Summary: The paradigm analysis mainly aims to reduce data redundancy. Practice has proved that it is suitable for micro-analysis of a single link (that is, analysis of a single table). It is better to use the later ER Method for macro analysis. In actual production, we can first carry on the E-R modeling to the demand, obtain the relational table, then use the paradigm Analysis Method "filter" again to get the final reasonable table structure.

General steps of paradigm analysis:

① Find the primary key (Primary attribute group)

② Find the function dependencies (relational decision) of all non-primary attributes and complete the above process to split the table.

Experience shows that pure primary keys (attributes with no practical significance, such as auto-incrementing sequence numbers) can be ignored for paradigm analysis, after the paradigm analysis, add the pure primary key to the primary attribute group (the primary attribute group and the pure primary key must have a one-to-one correspondence relationship ).

Until BCNF is a solution to the function dependency problem, data dependency also includes other dependencies, such as multi-value dependency, which cannot be solved by the BC paradigm.


References:

1. http://dev.yesky.com/424/2220924.shtml

2. http://www.njcie.com/bbs/dispbbs.asp? Boardid = 19 & Id = 1174

(Video (enter the address of thunder ):

Http://www.njcie.com/DB/files/51.wmv

Http://www.njcie.com/DB/files/52.wmv

3. http://www.cnblogs.com/youring2/archive/2012/04/20/2459609.html

4. http://www.njcie.com/bbs/dispbbs.asp? Boardid = 19 & Id = 914

5. http://www.njcie.com/bbs/dispbbs.asp? Boardid = 19 & Id = 132 & page = 2

 

Related Article

Contact Us

The content source of this page is from Internet, which doesn't represent Alibaba Cloud's opinion; products and services mentioned on that page don't have any relationship with Alibaba Cloud. If the content of the page makes you feel confusing, please write us an email, we will handle the problem within 5 days after receiving your email.

If you find any instances of plagiarism from the community, please send an email to: info-contact@alibabacloud.com and provide relevant evidence. A staff member will contact you within 5 working days.

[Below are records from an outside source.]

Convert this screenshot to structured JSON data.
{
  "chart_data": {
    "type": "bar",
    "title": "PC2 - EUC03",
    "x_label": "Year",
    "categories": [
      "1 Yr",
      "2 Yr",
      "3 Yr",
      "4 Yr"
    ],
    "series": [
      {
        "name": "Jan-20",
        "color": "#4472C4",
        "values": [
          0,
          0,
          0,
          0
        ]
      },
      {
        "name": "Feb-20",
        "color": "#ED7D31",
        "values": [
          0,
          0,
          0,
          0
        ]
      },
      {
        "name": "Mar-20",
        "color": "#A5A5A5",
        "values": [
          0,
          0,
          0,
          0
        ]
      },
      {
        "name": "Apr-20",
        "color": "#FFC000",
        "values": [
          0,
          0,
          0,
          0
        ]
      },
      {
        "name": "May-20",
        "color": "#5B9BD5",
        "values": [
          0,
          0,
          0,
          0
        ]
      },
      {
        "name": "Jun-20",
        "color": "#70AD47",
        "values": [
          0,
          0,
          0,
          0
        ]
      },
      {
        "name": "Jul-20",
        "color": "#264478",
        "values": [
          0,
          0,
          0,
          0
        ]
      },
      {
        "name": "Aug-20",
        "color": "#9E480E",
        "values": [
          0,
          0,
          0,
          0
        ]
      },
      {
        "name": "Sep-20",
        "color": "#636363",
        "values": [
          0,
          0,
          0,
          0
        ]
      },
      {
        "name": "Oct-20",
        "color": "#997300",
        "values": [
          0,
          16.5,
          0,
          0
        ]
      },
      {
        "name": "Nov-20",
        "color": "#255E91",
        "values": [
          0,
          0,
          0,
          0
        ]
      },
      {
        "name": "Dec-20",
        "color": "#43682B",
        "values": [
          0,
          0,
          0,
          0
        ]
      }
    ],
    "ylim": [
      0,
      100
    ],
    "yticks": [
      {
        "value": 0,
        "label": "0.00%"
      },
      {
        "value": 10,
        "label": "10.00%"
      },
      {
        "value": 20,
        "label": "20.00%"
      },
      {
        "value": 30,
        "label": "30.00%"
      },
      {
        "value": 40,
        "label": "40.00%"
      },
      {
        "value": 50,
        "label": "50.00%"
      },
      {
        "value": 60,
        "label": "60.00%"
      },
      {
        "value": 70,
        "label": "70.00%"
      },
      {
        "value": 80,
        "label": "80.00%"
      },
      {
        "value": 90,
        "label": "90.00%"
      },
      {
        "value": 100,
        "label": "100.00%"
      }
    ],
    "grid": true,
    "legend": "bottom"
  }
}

A Free Trial That Lets You Build Big!

Start building with 50+ products and up to 12 months usage for Elastic Compute Service

  • Sales Support

    1 on 1 presale consultation

  • After-Sales Support

    24/7 Technical Support 6 Free Tickets per Quarter Faster Response

  • Alibaba Cloud offers highly flexible support services tailored to meet your exact needs.